Catholic Health Services of Long Island may refund some Dasny bonds

By Marisa Wong

Madison, Wis., Oct. 6 - Catholic Health Services of Long Island said in a news release that it is considering refunding certain of the revenue bonds issued by the Dormitory Authority of the State of New York.

Catholic Health may redeem some or all of the following bonds:

• Good Samaritan Hospital Medical Center revenue bonds, series 1999A;

• St. Charles Hospital and Rehabilitation Center revenue bonds, series 1999A;

• St. Francis Hospital revenue bonds, series 1999A;

• Mercy Medical Center revenue bonds, series 1999A;

• Catholic Health Services of Long Island Obligated Group (St. Catherine of Siena Medical Center) revenue bonds, series 2000A; and

• Catholic Health Services of Long Island Obligated Group (Siena Village) revenue bonds, series 2000B.

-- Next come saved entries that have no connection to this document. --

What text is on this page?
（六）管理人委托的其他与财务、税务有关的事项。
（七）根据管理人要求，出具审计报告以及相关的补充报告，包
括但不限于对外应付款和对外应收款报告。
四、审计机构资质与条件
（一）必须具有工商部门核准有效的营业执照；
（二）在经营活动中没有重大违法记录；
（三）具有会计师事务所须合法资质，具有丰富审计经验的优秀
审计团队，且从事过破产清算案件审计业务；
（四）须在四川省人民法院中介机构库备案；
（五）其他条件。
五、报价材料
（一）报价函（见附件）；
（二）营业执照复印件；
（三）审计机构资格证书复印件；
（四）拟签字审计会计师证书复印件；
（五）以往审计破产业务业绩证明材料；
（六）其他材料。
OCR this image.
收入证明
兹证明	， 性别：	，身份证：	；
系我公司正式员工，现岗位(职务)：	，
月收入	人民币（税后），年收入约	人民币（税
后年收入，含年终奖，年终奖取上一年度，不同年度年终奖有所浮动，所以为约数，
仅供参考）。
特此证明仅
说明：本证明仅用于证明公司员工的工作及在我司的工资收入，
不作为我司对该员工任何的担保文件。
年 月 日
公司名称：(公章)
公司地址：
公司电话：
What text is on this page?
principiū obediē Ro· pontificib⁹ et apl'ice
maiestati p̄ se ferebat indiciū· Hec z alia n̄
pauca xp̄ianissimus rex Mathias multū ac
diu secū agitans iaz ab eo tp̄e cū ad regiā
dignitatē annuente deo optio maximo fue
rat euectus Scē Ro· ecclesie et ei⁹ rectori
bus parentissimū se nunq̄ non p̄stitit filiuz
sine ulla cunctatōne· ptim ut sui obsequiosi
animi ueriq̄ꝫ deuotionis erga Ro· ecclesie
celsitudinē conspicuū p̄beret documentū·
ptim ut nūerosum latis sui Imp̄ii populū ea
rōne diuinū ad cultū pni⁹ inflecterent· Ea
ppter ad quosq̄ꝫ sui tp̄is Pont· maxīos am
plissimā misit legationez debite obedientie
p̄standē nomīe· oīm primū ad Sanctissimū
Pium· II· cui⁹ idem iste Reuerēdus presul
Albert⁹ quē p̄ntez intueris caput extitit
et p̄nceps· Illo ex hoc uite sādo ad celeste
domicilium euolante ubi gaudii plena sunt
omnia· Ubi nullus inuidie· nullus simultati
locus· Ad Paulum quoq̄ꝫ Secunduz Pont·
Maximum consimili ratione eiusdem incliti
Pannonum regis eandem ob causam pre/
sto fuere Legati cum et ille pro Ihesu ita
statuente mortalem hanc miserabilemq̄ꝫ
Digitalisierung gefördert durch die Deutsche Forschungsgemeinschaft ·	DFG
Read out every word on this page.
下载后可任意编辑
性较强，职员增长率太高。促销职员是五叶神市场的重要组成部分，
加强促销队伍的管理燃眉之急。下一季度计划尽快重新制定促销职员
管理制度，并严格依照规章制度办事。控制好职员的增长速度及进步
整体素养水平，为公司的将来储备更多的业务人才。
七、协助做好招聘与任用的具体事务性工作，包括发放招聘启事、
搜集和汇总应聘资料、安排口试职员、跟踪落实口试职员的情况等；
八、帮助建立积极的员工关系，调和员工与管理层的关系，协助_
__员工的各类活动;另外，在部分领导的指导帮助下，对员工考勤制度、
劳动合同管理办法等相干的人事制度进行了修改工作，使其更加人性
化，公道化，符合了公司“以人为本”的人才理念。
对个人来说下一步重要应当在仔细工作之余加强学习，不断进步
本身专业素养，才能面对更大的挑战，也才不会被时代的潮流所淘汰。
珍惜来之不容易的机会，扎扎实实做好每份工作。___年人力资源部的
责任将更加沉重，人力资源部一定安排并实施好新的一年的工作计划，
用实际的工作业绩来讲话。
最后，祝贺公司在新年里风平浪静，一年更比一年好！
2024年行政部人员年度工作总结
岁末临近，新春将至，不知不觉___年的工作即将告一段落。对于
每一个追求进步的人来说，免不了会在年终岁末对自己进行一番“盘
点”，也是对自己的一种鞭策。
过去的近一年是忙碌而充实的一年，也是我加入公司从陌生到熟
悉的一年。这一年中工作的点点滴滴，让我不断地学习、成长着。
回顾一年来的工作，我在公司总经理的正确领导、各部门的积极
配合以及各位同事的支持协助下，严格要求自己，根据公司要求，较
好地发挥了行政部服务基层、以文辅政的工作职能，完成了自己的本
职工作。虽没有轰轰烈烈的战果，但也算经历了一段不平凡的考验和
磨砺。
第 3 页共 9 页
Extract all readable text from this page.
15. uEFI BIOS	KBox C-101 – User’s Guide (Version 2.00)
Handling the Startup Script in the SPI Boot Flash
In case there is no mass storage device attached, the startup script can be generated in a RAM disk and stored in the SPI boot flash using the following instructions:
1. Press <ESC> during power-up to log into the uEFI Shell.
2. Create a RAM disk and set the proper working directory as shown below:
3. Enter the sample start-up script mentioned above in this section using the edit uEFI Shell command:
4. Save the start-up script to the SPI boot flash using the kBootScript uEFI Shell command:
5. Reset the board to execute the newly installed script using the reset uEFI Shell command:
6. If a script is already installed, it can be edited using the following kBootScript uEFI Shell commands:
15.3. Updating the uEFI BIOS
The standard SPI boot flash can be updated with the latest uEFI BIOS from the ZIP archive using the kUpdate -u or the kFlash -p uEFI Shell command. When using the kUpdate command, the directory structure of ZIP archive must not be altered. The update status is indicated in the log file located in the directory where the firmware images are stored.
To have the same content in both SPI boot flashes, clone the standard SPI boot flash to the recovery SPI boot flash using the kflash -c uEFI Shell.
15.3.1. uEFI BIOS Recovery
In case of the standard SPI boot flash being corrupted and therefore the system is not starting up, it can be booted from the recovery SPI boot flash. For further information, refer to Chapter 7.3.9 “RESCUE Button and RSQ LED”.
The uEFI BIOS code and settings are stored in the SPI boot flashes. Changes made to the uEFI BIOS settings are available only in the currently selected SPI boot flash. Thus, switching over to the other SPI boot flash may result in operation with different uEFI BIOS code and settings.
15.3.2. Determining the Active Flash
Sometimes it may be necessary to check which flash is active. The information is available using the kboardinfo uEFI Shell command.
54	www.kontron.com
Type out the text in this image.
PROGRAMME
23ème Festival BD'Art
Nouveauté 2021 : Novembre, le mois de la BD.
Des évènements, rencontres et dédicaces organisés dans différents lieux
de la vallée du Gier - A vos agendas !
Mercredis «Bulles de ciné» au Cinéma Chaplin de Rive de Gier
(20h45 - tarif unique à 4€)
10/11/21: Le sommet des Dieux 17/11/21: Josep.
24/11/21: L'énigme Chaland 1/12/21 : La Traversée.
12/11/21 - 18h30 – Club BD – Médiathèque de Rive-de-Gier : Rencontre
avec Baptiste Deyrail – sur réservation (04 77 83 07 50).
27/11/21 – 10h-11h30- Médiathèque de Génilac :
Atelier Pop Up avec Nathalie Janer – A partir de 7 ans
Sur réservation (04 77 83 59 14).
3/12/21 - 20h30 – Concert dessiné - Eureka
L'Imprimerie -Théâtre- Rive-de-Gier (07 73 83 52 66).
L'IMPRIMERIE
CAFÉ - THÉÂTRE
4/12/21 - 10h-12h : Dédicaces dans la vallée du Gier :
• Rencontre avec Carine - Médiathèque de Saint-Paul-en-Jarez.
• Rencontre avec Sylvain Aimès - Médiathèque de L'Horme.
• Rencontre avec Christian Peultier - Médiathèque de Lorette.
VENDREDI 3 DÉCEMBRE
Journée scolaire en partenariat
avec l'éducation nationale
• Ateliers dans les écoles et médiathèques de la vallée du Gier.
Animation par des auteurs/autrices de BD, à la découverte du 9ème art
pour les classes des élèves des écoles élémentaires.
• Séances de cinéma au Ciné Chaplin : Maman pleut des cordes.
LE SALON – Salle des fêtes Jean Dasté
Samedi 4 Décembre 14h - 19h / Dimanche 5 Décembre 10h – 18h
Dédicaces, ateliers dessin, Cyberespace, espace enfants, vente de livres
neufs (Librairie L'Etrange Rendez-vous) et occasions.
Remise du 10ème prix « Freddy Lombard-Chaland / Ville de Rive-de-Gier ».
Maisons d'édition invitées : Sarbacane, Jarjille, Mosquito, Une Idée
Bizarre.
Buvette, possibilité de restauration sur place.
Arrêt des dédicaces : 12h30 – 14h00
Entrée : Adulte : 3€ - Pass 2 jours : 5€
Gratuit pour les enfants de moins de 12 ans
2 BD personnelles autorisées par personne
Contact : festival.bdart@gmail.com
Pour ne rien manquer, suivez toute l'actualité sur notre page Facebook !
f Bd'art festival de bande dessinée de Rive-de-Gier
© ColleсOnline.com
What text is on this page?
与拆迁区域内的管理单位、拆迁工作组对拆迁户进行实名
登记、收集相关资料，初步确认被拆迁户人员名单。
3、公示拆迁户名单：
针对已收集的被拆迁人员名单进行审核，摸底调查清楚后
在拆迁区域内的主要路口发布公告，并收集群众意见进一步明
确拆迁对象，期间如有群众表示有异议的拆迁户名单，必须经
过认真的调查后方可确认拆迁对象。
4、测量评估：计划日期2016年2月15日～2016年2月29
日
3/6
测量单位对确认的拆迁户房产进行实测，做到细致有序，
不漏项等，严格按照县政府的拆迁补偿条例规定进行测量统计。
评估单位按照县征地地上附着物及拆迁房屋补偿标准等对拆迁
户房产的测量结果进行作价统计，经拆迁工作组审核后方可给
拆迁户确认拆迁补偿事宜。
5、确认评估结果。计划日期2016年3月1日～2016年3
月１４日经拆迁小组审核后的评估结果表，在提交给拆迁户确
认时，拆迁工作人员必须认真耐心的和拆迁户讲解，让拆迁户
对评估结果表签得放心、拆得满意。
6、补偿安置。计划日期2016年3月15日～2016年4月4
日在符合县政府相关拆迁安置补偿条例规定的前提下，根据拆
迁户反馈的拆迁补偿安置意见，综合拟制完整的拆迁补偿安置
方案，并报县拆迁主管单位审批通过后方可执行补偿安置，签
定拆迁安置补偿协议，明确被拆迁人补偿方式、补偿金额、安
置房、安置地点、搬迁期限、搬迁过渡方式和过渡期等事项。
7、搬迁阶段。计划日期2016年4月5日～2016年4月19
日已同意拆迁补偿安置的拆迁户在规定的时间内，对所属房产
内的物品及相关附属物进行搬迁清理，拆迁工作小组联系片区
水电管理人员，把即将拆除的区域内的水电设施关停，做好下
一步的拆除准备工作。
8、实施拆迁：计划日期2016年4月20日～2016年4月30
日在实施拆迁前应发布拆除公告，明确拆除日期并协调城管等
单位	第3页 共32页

The New York City-based authority is responsible for financing and building facilities for higher education, health-care providers, court facilities, nonprofit institutions and public agencies. Catholic Health Services is a Rockville Centre, N.Y.-based integrated health care system that includes six hospitals, three nursing homes, a regional home care and hospice group and a community-based agency for special needs.